TAMAMLANAMAYAN PUZZLE
Zeigarnik deneylerinden altmış yıl sonra, Kenneth McGraw, deneye katılan deneklerden belli bir ödül karşılığında olmak üzere zor bir yapbozu yapmalarını istedi. Deney başladıktan belli bir süre sonra hiç kimseye, yapbozu tamamlamasına fırsat verilmedi ve deneyin bittiği söylendi. Ancak deneklere, yapbozları tamamlamadıkları halde ücretleri ödendi. Deneyi tertipleyen uzmanlar, deneyin yapıldığı ortamdan ayrıldılar. Ancak deney, asıl bundan sonra başlıyordu. Deneye katılanların büyük çoğunluğu, kendilerinden istenmediği halde, deneyin yapıldığı ortamda kalarak yapbozu tamamlamaya devam ettiler.

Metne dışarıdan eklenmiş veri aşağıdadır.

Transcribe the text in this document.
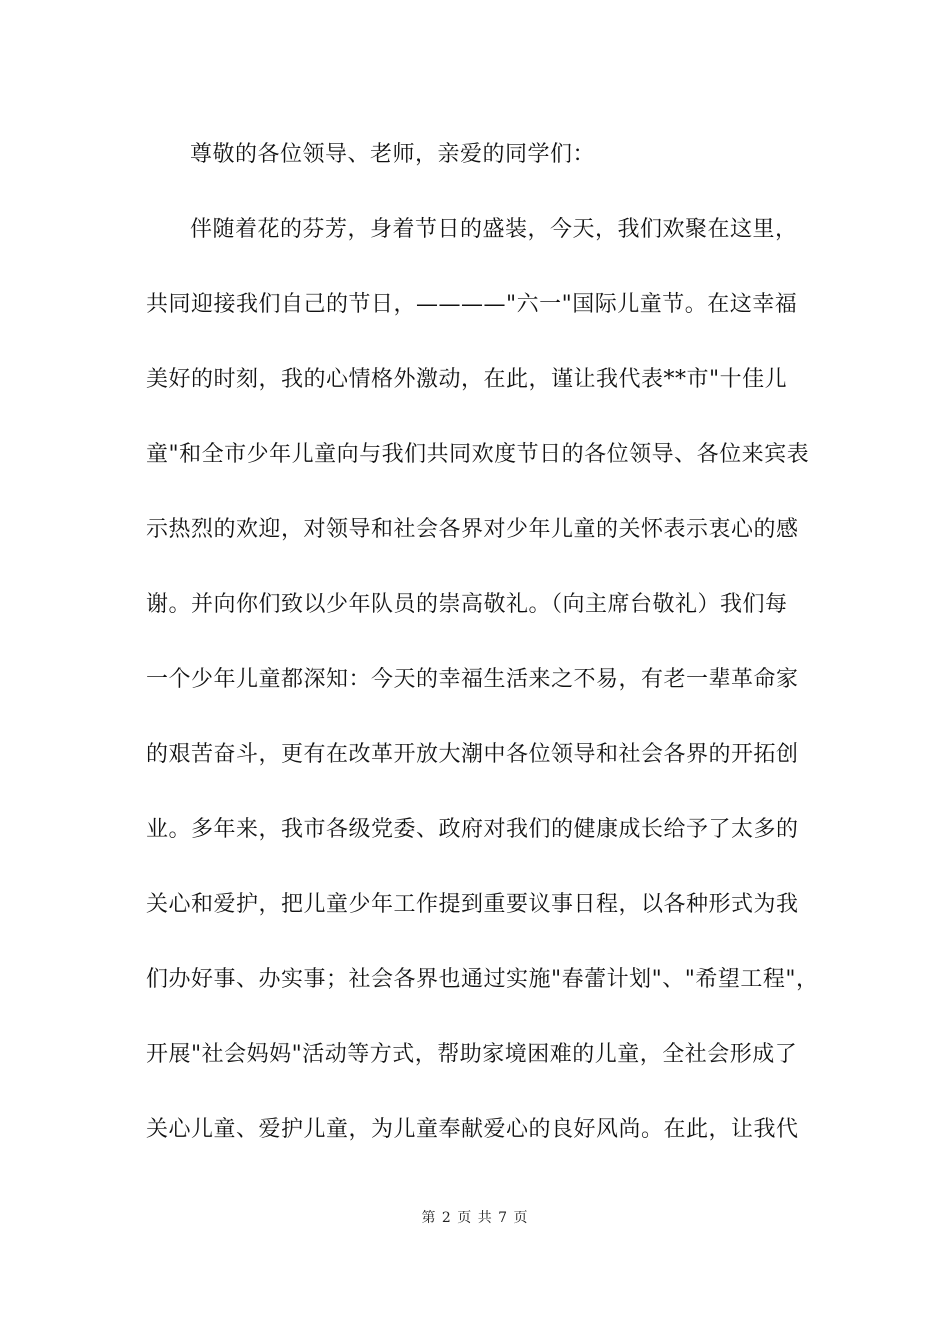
尊敬的各位领导、老师，亲爱的同学们：
伴随着花的芬芳，身着节日的盛装，今天，我们欢聚在这里，
共同迎接我们自己的节日，————"六一"国际儿童节。在这幸福
美好的时刻，我的心情格外激动，在此，谨让我代表**市"十佳儿
童"和全市少年儿童向与我们共同欢度节日的各位领导、各位来宾表
示热烈的欢迎，对领导和社会各界对少年儿童的关怀表示衷心的感
谢。并向你们致以少年队员的崇高敬礼。（向主席台敬礼）我们每
一个少年儿童都深知：今天的幸福生活来之不易，有老一辈革命家
的艰苦奋斗，更有在改革开放大潮中各位领导和社会各界的开拓创
业。多年来，我市各级党委、政府对我们的健康成长给予了太多的
关心和爱护，把儿童少年工作提到重要议事日程，以各种形式为我
们办好事、办实事；社会各界也通过实施"春蕾计划"、"希望工程"，
开展"社会妈妈"活动等方式，帮助家境困难的儿童，全社会形成了
关心儿童、爱护儿童，为儿童奉献爱心的良好风尚。在此，让我代
第 2 页 共 7 页
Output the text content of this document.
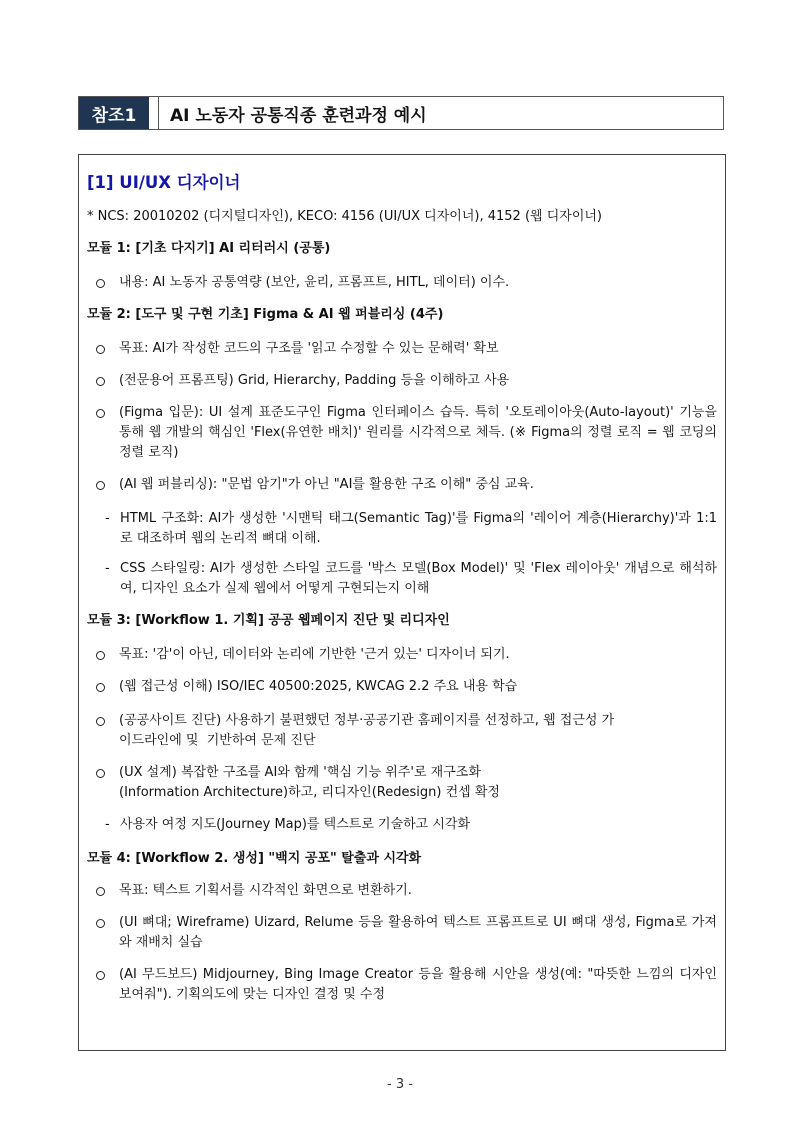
참조1	AI 노동자 공통직종 훈련과정 예시
[1] UI/UX 디자이너
* NCS: 20010202 (디지털디자인), KECO: 4156 (UI/UX 디자이너), 4152 (웹 디자이너)
모듈 1: [기초 다지기] AI 리터러시 (공통)
내용: AI 노동자 공통역량 (보안, 윤리, 프롬프트, HITL, 데이터) 이수.
모듈 2: [도구 및 구현 기초] Figma & AI 웹 퍼블리싱 (4주)
목표: AI가 작성한 코드의 구조를 '읽고 수정할 수 있는 문해력' 확보
(전문용어 프롬프팅) Grid, Hierarchy, Padding 등을 이해하고 사용
(Figma 입문): UI 설계 표준도구인 Figma 인터페이스 습득. 특히 '오토레이아웃(Auto-layout)' 기능을 통해 웹 개발의 핵심인 'Flex(유연한 배치)' 원리를 시각적으로 체득. (※ Figma의 정렬 로직 = 웹 코딩의 정렬 로직)
(AI 웹 퍼블리싱): "문법 암기"가 아닌 "AI를 활용한 구조 이해" 중심 교육.
- HTML 구조화: AI가 생성한 '시맨틱 태그(Semantic Tag)'를 Figma의 '레이어 계층(Hierarchy)'과 1:1로 대조하며 웹의 논리적 뼈대 이해.
- CSS 스타일링: AI가 생성한 스타일 코드를 '박스 모델(Box Model)' 및 'Flex 레이아웃' 개념으로 해석하여, 디자인 요소가 실제 웹에서 어떻게 구현되는지 이해
모듈 3: [Workflow 1. 기획] 공공 웹페이지 진단 및 리디자인
목표: '감'이 아닌, 데이터와 논리에 기반한 '근거 있는' 디자이너 되기.
(웹 접근성 이해) ISO/IEC 40500:2025, KWCAG 2.2 주요 내용 학습
(공공사이트 진단) 사용하기 불편했던 정부·공공기관 홈페이지를 선정하고, 웹 접근성 가
이드라인에 및  기반하여 문제 진단
(UX 설계) 복잡한 구조를 AI와 함께 '핵심 기능 위주'로 재구조화
(Information Architecture)하고, 리디자인(Redesign) 컨셉 확정
- 사용자 여정 지도(Journey Map)를 텍스트로 기술하고 시각화
모듈 4: [Workflow 2. 생성] "백지 공포" 탈출과 시각화
목표: 텍스트 기획서를 시각적인 화면으로 변환하기.
(UI 뼈대; Wireframe) Uizard, Relume 등을 활용하여 텍스트 프롬프트로 UI 뼈대 생성, Figma로 가져와 재배치 실습
(AI 무드보드) Midjourney, Bing Image Creator 등을 활용해 시안을 생성(예: "따뜻한 느낌의 디자인 보여줘"). 기획의도에 맞는 디자인 결정 및 수정
- 3 -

Geçmiş dönemde, okuldayken, çözdüğümüz problemlerden çok, çözemediklerimiz akıllarımızda kalmır. Kısacası geçmiş dönemde planlayıp da gerçekleştiremediğimiz projelerimize ait başarısızlıklar bize, Zeigarnik Etkisi olarak ve "keşke" şeklinde geri döner. Peki, Zeigarnik Etkisi, diğer her zihin faaliyetleri gibi, insanoğluna ne tür bir fayda sağlar?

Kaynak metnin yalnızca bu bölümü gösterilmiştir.